Allah sürekli beni temiz zürriyetlerden temiz rahimlere intikal ettirdi ve asla beni cahiliyet devrinin pislikleriyle kirletmedi.[7] Çok açık olduğu üzere İslam Peygamberi (s.a.a) Hz. İsmail ve Hz. İbrahim’in neslinden olması hasebiyle, doğal olarak Hz. İbrahim’in babası Peygamberimizin atası sayılmaktadır ve belirtilen hadis uyarınca müşrik olması mümkün değildir. Bu yüzden bu ayet-i şerifte “eb”’in manası “baba” olamaz. Arapların genelde kullandığı (amca, eşin babası gibi) başka bir anlamla yorumlanmalıdır.
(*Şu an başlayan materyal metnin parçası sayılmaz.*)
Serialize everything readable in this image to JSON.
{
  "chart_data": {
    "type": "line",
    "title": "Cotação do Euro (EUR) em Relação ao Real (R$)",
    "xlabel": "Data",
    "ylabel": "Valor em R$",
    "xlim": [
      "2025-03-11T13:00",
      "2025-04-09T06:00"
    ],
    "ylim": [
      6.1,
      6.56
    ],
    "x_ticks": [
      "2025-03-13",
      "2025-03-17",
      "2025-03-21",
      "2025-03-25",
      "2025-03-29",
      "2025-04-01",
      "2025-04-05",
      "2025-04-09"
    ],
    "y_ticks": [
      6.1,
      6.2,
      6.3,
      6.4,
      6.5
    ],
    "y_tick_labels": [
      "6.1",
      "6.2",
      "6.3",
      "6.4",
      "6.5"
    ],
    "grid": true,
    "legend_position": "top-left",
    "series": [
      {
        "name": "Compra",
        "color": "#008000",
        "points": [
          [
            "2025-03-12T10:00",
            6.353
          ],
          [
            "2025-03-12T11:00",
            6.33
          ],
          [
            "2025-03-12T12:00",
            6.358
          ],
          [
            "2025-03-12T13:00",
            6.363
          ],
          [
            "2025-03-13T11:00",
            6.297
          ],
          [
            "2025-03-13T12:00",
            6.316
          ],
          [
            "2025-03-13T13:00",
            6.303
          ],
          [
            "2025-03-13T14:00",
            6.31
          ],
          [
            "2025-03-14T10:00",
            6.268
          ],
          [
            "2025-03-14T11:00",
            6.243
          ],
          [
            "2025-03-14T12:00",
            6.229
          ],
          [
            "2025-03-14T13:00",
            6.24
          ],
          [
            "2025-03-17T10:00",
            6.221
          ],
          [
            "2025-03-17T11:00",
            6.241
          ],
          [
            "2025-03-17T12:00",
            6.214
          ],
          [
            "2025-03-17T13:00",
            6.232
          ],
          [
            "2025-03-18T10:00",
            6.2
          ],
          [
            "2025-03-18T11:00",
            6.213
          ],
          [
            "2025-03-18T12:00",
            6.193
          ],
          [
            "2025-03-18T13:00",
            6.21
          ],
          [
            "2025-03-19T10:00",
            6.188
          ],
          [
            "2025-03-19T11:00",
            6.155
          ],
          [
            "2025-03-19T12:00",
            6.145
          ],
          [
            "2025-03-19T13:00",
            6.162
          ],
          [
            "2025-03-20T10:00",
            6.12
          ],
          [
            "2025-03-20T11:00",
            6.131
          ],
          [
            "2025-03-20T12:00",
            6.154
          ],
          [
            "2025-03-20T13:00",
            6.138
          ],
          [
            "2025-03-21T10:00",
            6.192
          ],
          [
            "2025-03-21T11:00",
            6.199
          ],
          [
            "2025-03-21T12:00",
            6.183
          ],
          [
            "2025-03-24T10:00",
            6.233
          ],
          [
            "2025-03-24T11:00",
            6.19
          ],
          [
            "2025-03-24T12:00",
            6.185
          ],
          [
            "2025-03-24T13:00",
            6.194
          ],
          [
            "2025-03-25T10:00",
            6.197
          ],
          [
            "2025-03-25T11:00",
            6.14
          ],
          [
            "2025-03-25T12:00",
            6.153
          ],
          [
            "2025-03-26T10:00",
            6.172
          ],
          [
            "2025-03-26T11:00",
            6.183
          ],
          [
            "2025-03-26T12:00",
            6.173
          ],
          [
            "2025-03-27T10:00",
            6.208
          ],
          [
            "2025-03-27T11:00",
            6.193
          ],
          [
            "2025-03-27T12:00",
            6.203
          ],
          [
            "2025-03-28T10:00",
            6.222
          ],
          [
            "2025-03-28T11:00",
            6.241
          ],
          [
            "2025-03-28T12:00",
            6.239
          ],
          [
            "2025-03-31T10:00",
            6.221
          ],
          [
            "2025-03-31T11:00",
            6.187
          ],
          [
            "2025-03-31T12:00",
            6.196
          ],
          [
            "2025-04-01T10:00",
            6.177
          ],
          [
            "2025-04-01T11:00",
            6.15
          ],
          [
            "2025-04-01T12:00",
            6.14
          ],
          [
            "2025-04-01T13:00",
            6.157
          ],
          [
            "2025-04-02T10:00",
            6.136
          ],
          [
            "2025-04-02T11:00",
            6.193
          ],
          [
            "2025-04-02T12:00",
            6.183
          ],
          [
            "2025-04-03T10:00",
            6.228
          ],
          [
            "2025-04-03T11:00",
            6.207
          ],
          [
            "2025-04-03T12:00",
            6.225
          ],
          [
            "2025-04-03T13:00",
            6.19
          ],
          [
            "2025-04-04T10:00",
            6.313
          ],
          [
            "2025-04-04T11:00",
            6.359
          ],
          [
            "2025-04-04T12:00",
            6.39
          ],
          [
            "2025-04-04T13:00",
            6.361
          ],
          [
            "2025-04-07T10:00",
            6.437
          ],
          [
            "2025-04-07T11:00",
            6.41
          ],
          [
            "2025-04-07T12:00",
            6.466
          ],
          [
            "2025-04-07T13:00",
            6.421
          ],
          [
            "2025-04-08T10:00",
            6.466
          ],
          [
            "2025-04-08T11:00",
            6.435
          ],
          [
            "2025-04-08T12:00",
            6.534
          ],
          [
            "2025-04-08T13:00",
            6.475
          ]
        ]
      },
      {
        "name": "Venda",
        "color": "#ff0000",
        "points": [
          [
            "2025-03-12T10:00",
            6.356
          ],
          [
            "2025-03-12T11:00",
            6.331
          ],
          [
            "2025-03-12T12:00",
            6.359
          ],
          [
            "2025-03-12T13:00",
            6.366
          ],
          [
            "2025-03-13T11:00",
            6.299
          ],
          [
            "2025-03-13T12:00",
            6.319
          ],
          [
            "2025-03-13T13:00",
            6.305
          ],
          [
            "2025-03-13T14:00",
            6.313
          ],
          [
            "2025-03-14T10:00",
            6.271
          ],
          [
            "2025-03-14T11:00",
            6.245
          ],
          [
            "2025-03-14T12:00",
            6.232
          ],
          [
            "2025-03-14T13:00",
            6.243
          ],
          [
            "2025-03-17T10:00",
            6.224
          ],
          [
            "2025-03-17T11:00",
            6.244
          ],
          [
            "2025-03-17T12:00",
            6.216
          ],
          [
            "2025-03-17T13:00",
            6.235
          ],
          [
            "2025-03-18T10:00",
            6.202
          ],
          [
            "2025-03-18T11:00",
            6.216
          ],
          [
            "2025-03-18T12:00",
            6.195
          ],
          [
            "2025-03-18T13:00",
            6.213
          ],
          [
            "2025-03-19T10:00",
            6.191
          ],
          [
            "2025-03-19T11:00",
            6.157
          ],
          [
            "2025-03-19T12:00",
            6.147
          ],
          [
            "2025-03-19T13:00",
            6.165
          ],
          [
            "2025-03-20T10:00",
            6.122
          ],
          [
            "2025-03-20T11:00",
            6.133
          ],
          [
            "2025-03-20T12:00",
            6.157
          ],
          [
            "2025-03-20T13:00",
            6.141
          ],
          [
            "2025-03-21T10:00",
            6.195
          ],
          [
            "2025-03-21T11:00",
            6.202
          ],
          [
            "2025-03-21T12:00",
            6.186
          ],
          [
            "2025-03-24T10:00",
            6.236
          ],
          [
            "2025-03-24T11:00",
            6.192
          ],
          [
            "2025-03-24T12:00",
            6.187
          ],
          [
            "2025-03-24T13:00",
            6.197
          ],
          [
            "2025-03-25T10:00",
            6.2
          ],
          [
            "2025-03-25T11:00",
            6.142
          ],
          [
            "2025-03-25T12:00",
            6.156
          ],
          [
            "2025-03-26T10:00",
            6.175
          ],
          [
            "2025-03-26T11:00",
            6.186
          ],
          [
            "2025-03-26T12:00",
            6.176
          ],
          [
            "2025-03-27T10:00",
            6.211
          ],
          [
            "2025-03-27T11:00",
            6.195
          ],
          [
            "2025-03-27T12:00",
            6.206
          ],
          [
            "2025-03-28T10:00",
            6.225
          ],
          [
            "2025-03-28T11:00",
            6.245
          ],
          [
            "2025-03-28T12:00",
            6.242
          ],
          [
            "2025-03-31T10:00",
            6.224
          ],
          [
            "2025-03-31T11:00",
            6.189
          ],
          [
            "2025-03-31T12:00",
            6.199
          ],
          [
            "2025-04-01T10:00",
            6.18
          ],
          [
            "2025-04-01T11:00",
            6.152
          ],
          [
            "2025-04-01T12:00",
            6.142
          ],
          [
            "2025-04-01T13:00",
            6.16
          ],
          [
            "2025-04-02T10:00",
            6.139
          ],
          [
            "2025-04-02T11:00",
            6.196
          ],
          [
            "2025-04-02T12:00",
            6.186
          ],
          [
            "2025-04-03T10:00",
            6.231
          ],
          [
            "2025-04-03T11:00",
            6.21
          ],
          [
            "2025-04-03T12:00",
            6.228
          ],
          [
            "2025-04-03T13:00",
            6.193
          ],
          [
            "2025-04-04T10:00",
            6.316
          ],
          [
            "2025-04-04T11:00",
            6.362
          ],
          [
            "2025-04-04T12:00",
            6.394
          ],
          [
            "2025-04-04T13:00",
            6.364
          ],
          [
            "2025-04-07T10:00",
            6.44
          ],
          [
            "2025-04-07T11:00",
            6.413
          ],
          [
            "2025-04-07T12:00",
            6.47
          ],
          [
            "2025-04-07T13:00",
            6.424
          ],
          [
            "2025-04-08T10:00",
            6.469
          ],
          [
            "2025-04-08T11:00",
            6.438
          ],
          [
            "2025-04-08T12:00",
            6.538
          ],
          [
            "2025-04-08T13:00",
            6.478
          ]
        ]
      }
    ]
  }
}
2. Yüce Allah Kur’an’da İsmail’i Hz. Yakub’un amcası olmasına rağmen onun babası olarak tanıtmaktadır. “Yoksa siz Yakub’un, ölüm döşeğinde iken çocuklarına, Benden sonra kime ibadet edeceksiniz? dediği, onların da, “Senin ilâhına ve ataların İbrahim, İsmail ve İshak’ın ilâhı olan tek bir ilâha ibadet edeceğiz; bizler O’na boyun eğmiş Müslümanlarız.” dedikleri zaman orada hazır mı bulunuyordunuz?”[8] Bu ayette “eb-baba” kelimesi ata, amca ve gerçek baba için kullanılmıştır. Bu yüzden eğer Kur’an’da kendisi için “eb” tabiri kullanılan Azer’in Hz. İbrahim’in amcası olduğu tezi ileri öne sürülürse, Kur’an’ın terminolojik yapısı açısından bu husus delilsiz değildir.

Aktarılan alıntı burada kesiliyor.